London, 17 August – Following the imposition of the first round of US sanctions on Iran, there is little evidence of either side changing its stance, which means that the second round of sanctions (this time targeting Iran’s oil exports) will likely go ahead in November and create a much bigger impact on the Iranian economy.

Indeed, Donald Trump has already made clear that he wants all of Iran’s oil exports reduced to zero by November 5, when sanctions would take place.

Any buyers that are granted sanctions waivers by the US (and Trump has so far denied that any will be given out) will still have to make sweeping cut to their Iranian oil and gas imports.

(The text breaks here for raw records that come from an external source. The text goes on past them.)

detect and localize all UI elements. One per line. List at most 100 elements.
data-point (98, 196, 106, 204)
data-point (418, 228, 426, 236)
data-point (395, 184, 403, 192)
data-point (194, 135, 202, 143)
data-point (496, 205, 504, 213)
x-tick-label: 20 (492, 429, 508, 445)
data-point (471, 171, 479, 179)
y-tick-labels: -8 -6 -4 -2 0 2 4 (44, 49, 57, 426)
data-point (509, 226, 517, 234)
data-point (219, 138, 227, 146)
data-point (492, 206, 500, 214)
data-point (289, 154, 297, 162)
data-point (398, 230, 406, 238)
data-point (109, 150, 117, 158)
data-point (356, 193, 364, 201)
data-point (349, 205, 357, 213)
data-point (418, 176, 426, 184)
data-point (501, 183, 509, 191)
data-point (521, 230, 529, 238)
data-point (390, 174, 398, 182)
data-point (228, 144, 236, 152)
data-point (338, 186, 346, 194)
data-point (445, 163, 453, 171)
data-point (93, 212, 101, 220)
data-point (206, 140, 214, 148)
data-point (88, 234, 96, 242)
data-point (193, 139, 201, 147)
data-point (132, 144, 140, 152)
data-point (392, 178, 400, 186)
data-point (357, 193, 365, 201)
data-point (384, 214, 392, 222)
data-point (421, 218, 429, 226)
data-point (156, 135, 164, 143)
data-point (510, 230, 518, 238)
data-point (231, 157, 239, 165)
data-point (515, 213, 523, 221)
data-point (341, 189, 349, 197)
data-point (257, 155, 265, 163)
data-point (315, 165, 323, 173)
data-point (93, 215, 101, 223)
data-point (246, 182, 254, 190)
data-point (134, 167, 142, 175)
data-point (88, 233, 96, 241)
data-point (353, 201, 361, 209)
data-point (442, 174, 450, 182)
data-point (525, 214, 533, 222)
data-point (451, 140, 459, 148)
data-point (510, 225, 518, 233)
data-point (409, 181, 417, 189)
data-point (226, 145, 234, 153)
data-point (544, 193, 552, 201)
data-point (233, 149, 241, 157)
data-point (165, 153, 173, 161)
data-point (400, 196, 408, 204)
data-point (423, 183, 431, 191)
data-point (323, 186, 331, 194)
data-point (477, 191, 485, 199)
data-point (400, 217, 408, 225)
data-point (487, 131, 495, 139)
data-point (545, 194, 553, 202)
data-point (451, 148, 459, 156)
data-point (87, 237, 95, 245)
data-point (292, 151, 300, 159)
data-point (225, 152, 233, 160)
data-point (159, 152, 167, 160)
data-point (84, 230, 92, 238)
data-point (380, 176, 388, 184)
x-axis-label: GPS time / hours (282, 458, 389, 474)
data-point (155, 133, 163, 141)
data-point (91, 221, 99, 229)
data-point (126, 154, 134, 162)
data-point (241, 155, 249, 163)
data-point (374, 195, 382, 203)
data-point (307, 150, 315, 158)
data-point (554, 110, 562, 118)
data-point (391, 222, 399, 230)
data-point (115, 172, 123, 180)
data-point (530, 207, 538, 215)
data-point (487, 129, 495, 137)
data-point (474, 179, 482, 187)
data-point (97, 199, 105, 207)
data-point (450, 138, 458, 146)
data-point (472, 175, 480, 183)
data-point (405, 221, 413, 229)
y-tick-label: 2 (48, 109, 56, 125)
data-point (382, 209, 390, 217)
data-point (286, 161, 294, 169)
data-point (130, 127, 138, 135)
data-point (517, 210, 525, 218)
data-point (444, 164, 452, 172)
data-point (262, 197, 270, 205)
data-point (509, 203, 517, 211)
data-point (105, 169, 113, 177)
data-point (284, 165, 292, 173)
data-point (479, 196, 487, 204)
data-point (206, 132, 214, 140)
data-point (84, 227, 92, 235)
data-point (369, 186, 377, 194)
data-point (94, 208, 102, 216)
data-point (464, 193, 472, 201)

Even though Europe is opposing these sanctions (and Trump’s withdrawal from the nuclear deal), it is not politicians that will be making the decision on these imports. Energy companies are the main importers of Iran’s oil and gas and they certainly don’t want to deal with the threat of exclusion from the US financial system.

What would the loss of Iranian oil exports look like?

Well, we can already see in part. Crude and condensate exports from Iran were already down 15% (430,000 barrels a day) in July from their April levels, which was the month before Trump withdrew from the 2015 nuclear deal and kicked off the sanctions process. In July, the first round of sanctions hadn’t even come into effect.

In Europe alone, Royal Dutch Shell Plc and Total SA have stopped buying Iranian oil altogether and Total have made plans to pull out of development of a gas field. By July, Iran’s crude exports to the EU were down by 41% (or 220,000 barrels), compared with April. This could well drop to zero by November.

A similar split is evident in Turkey, where

Economy Minister Nihat Zeybekci denied that US sanctions would affect imports, but imports of Iranian crude by Tupras Turkiye Petrol Rafinerileri AS are still down 45% since April.

South Korea also stopped buying crude and condensate from Iran in June, citing US sanctions, which is critical as Korea was the purchaser for over 50% of shipments in the 12 months prior to that date.

The United Arab Emirates’ National Oil Company also appears to have stopped buying Iranian oil and are now sourcing their supply from Algeria, Equatorial Guinea, the US and the Russian Arctic.

Japan is also likely to abide by US sanctions and their modest imports are likely to fall to zero by November.

Only India and China have not yet made moves to cut their purchases. In fact, India has increased their imports and is stockpiling them, but this is likely to be a short-lived measure taken because of anticipated shortages.

China’s imports rose some 14% (or 105,000 barrels a day) between April and July, but this is also likely to fall given that US crude is now more accessible to the Chinese market.

It looks like Iran’s oil exports will soon fall, and with that, the Iranian economy.